In February 1997, the Government of Laos formed a joint venture with Thailand's Pacific Transportation to develop 1,700 km of railway throughout Laos, in two phases. The following April, the Laos Peoples Democratic Republic and the Kingdom of Thailand signed a government-to-government agreement on Joint Railway Traffic Working.
Phase 1 will connect Vientiane to Nong Khai and the SRT system, at an estimated project cost of US$40 million. The much more extensive Phase 2 would have provided Laos with international connections to the four other neighbouring countries, Cambodia, China, Burma (Myanmar) and Vietnam. Unfortunately, Pacific Transportation, an affiliate of Thailand's embattled Sahaviraya Group, and which was to have provided (or co-ordinated) most of the finance for the two-phase railway project in Laos, has fallen on very hard times.

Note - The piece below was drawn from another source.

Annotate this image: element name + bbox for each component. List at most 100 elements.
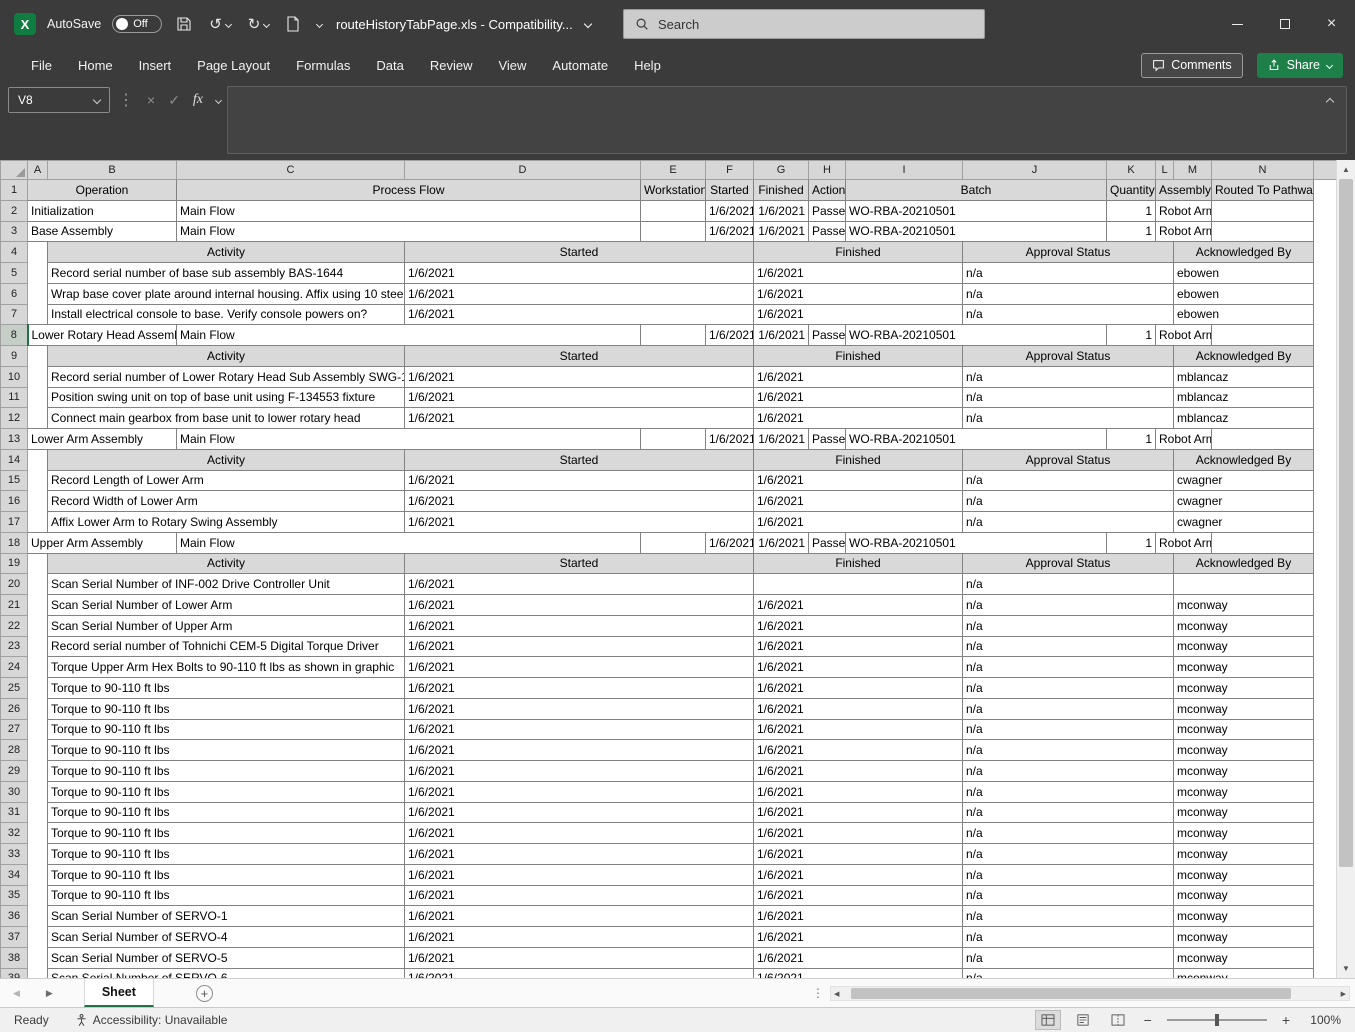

Pacific Transportation had developed plans to purchase rolling stock and motive power from Australia, to operate block trains between Bangkok and Vientiane, over SRT tracks. In 1996, in conjunction with Pacific Transportation, SRT conducted special tests over the route, because the Australian rolling stock was oversize for the ruling SRT construction gauge. The results of these trial runs have not been made public, but Pacific Transportation officers believe them to be successful.
A complex technical problem resides in the question of track gauges for Laos. Metre-gauge (1,000 mm) prevails in the railways of mainland southeast Asia, but the trunk railways of China are standardised on the generally more universal (and heavier) Standard 1,435-millimetre gauge. Thus to link Singapore to Kunming, via Malaysia, Thailand and Laos, somewhere there has to be a break of gauge.
The Lao solution, for the time being, is to install metre-gauge in the urgently needed Nong Khai-Vientiane link, but standard in the rest of the country, with, possibly, certain strategic alignments of dual-gauge track. But with four of its five neighbouring countries committed to metre-gauge, this may be open to question.
Construction of the Vientiane railway link was scheduled to start in early 1997, but ground still has to be broken. The current economic crisis means little hope of attracting international finance for infrastructure in southeast Asia.
But Lao ambitions to become landlinked, rather than landlocked, perhaps one day soon the 'Switzerland of Asia', remain undiminished. A possible spur is looming failure to agree more hydropower sales to Thailand. Thus the government of Laos has designated transportation infrastructure as a top national priority, with the rail link to Thailand topping the agenda.